Data from: Body size evolution in Titanosauriformes (Sauropoda, Macronaria)
de Souza, Lucila M.; Santucci, Rodrigo M. (2014), Data from: Body size evolution in Titanosauriformes (Sauropoda, Macronaria), Dryad, Dataset, https://doi.org/10.5061/dryad.9pn45
Titanosauriformes is a conspicuous and diverse group of sauropod dinosaurs that inhabited almost all land masses during Cretaceous times. Besides the diversity of forms, the clade comprises one of the largest land animals found so far, Argentinosaurus, as well as some of the smallest sauropods known to date, Europasaurus and Magyarosaurus.

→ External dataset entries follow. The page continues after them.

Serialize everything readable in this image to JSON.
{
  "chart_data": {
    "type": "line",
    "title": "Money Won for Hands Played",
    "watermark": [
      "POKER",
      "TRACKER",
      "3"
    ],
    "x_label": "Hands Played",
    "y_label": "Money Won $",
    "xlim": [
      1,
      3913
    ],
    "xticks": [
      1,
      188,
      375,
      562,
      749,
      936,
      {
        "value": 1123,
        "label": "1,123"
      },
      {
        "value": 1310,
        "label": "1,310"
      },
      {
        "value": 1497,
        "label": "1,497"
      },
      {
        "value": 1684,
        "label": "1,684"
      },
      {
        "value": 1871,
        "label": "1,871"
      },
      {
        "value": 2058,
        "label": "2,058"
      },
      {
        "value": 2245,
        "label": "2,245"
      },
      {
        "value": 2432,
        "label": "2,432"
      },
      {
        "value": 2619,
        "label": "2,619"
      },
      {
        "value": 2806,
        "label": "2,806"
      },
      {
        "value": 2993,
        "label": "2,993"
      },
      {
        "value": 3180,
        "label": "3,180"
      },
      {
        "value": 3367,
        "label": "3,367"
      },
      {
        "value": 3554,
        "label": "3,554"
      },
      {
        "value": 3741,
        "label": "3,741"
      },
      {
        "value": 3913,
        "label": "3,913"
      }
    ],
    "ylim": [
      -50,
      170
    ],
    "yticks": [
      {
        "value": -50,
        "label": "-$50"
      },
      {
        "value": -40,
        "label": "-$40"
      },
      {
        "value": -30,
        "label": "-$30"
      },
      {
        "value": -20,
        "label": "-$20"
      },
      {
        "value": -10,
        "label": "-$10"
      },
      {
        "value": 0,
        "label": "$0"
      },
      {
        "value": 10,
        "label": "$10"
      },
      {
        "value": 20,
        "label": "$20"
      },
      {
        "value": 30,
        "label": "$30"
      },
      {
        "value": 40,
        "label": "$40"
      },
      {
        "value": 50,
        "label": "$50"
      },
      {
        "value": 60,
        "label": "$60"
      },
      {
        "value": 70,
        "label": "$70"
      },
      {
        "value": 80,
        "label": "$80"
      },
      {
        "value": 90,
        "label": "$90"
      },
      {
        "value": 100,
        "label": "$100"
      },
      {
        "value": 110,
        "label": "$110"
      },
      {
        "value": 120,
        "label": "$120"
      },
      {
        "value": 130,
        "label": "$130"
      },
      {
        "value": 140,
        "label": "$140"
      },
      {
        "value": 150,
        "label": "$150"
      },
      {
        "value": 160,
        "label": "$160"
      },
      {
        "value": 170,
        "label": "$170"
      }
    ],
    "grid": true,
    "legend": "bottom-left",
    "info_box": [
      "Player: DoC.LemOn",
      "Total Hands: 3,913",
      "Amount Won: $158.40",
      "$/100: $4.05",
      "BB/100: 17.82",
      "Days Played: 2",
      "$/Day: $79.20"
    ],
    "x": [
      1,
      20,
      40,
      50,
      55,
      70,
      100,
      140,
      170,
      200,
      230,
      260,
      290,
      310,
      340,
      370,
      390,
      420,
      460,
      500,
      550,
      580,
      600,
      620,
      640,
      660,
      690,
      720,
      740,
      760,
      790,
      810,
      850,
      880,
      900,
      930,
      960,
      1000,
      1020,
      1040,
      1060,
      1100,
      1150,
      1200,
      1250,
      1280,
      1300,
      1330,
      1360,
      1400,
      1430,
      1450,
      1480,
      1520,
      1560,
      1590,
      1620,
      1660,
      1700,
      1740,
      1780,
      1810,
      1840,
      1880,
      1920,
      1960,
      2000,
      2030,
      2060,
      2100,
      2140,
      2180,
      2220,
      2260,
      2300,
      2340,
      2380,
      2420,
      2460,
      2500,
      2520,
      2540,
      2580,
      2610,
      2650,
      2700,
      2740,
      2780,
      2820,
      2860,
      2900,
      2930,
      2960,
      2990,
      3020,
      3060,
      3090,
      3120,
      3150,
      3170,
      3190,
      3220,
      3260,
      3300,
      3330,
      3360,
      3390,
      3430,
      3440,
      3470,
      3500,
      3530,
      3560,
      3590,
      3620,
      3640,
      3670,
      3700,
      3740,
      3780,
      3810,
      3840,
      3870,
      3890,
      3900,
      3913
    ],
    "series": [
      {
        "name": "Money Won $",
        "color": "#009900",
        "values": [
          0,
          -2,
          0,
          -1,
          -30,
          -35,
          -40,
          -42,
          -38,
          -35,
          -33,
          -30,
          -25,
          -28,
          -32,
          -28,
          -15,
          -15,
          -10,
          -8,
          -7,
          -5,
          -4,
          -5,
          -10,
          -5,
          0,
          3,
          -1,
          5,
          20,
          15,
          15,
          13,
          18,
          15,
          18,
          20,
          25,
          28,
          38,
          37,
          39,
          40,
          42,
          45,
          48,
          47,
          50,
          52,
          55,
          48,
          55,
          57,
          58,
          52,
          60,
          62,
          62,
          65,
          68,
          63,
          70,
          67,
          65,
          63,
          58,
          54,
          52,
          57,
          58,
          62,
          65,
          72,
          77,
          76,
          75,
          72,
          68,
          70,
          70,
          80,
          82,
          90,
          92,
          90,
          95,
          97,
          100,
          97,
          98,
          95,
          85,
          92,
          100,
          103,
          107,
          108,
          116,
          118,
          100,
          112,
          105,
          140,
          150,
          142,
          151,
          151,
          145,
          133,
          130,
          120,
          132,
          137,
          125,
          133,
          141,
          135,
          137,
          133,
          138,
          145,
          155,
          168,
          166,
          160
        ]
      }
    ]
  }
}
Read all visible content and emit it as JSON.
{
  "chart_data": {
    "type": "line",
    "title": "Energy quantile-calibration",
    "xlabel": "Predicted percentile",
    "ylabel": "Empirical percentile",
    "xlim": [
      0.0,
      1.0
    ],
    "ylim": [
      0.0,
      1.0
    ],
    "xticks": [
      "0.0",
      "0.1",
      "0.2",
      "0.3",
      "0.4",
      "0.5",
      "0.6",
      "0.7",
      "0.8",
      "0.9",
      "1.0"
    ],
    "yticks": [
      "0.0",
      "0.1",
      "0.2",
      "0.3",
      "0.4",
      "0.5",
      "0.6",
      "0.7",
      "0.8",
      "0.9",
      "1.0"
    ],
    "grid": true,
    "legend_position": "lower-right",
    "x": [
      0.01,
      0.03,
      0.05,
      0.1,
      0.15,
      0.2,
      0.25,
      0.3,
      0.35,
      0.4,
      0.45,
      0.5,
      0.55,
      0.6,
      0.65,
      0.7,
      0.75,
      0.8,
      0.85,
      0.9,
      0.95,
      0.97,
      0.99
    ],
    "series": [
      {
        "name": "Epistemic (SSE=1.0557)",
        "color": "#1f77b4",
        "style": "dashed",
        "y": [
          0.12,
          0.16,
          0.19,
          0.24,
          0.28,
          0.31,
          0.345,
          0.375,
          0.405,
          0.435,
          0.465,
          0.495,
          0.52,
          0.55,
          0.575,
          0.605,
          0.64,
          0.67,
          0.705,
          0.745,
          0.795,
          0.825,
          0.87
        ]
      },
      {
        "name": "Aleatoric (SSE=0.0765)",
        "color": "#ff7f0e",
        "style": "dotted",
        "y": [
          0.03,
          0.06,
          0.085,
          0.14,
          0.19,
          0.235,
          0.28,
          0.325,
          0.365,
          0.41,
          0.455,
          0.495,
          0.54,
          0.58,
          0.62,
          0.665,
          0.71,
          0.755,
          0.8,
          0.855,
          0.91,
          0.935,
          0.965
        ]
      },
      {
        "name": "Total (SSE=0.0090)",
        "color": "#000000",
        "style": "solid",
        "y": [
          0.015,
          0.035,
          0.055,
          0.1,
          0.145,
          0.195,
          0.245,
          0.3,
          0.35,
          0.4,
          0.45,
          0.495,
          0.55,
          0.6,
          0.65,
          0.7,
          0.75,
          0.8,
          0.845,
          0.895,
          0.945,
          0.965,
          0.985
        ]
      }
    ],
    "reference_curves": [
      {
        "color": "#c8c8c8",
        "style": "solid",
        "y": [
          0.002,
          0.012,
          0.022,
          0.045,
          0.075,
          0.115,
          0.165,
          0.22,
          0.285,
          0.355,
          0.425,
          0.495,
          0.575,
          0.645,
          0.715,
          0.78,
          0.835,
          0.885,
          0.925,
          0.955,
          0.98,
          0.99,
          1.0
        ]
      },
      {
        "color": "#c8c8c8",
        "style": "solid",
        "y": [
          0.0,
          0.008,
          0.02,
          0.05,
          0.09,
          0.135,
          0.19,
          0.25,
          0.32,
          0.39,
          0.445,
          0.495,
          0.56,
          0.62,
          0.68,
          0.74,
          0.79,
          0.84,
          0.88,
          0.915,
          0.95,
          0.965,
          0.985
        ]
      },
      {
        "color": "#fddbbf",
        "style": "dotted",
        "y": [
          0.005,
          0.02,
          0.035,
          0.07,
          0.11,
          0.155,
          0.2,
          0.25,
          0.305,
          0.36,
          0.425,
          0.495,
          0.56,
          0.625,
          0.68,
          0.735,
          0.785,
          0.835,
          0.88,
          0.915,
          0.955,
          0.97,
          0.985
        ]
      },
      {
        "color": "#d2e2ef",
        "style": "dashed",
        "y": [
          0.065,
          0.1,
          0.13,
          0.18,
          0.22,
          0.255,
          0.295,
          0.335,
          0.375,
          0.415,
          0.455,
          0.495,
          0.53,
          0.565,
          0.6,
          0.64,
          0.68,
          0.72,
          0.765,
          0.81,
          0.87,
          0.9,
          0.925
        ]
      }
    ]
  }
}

They are therefore good candidates for studies on body size trends such as the Cope's rule, the tendency towards an increase in body size in an evolutionary lineage. We used statistical methods to assess body size changes under both phylogenetic and nonphylogenetic approaches to identify body size trends in Titanosauriformes. Femoral lengths were collected (or estimated from humeral length) from 46 titanosauriform species and used as a proxy for body size. Our findings show that there is no increase or decrease in titanosauriform body size with age along the Cretaceous and that negative changes in body size are more common than positive ones (although not statistically significant) for most of the titanosauriform subclades (e.g. Saltasaridae, Lithostrotia, Titanosauria and Somphospondyli). Therefore, Cope's rule is not supported in titanosauriform evolution. Finally, we also found a trend towards a decrease of titanosauriform mean body size coupled with an increase in body size standard deviation, both supporting an increase in body size variation towards the end of Cretaceous.